Sammanfattning: During the process of cutting metals a coolant is often used for cooling the material being processed and to extend the lifespan of the cutting tool. After the process a mixture of coolant and metal chips remain. In order to separate these from each other vacuum filtration is used. The process of vacuum filtration works in such a way that a pump is used to generate a vacuum behind the filter. This causes the fluid to pass through the filter at an immense speed while the metal chips remain on the outside of the filter. After the separation the fluid may be reused in future cutting processes and the metal chips may be melted down and used in future products.
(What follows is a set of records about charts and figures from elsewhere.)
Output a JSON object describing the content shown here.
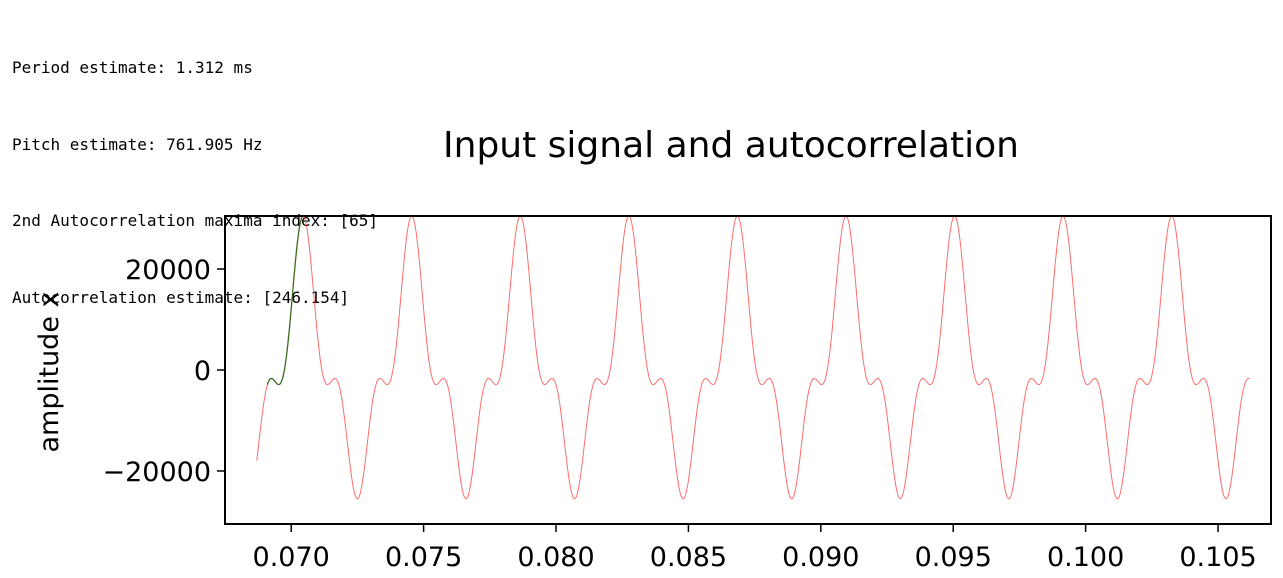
{
  "console": {
    "lines": [
      "Period estimate: 1.312 ms",
      "Pitch estimate: 761.905 Hz",
      "2nd Autocorrelation maxima index: [65]",
      "Autocorrelation estimate: [246.154]"
    ]
  },
  "chart_data": {
    "type": "line",
    "title": "Input signal and autocorrelation",
    "xlabel": "",
    "ylabel": "amplitude x",
    "xlim": [
      0.0675,
      0.107
    ],
    "ylim": [
      -30500,
      30500
    ],
    "x_ticks": [
      0.07,
      0.075,
      0.08,
      0.085,
      0.09,
      0.095,
      0.1,
      0.105
    ],
    "x_tick_labels": [
      "0.070",
      "0.075",
      "0.080",
      "0.085",
      "0.090",
      "0.095",
      "0.100",
      "0.105"
    ],
    "y_ticks": [
      -20000,
      0,
      20000
    ],
    "y_tick_labels": [
      "−20000",
      "0",
      "20000"
    ],
    "grid": false,
    "legend": "none",
    "series": [
      {
        "color": "#ff3b3b",
        "x_start": 0.0687,
        "x_end": 0.1062,
        "period": 0.0041,
        "phase_x": 0.07045,
        "components": [
          {
            "harmonic": 1,
            "amplitude": 20000
          },
          {
            "harmonic": 2,
            "amplitude": 2500
          },
          {
            "harmonic": 3,
            "amplitude": 8000
          }
        ]
      },
      {
        "color": "#3c6e22",
        "x_start": 0.0691,
        "x_end": 0.07045
      }
    ]
  }
}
The purpose of the project was to examine how different parameters like the flow, the vacuum, the pressure and the power consumption were affected by the chip coating on the filter. The goal was to observe the optimal working interval of the filtration system. In other words when the system filtrates fluid at the highest possible speed whilst still providing excellent filtration. The goal was also to examine how the different parameters changed in relation to the coating and each other. A machine for the testing was assembled. This machine used the same model of pump as the companies industrial filtration solutions. This meant that the flows, vacuums, pressures and power consumptions were all representative of the values produced by the industrial solutions. Instead of using an actual filter for the testing a check valve was used to simulate certain amounts of coating on the filter. The amounts simulated were between 10 and 60 degrees in intervals of 5 degrees. Another check valve was used for constricting the pressure side. This one was constricted between 10 and 50 degrees in intervals of 10 degrees. Constriction on the pressure side is used to extend the available working area of the system and decrease the vacuum. Although this decreases the flow as well. The tests illustrated clearly that the optimal working area for the system was between a vacuum of -0,4 and -0,7 bar with a pressure constriction of 10 degrees. The reason the area was not extended to -0,8 bar or the maximum -0,9 bar was because the immense vacuum effects the pump so much that it greatly decreases its lifespan.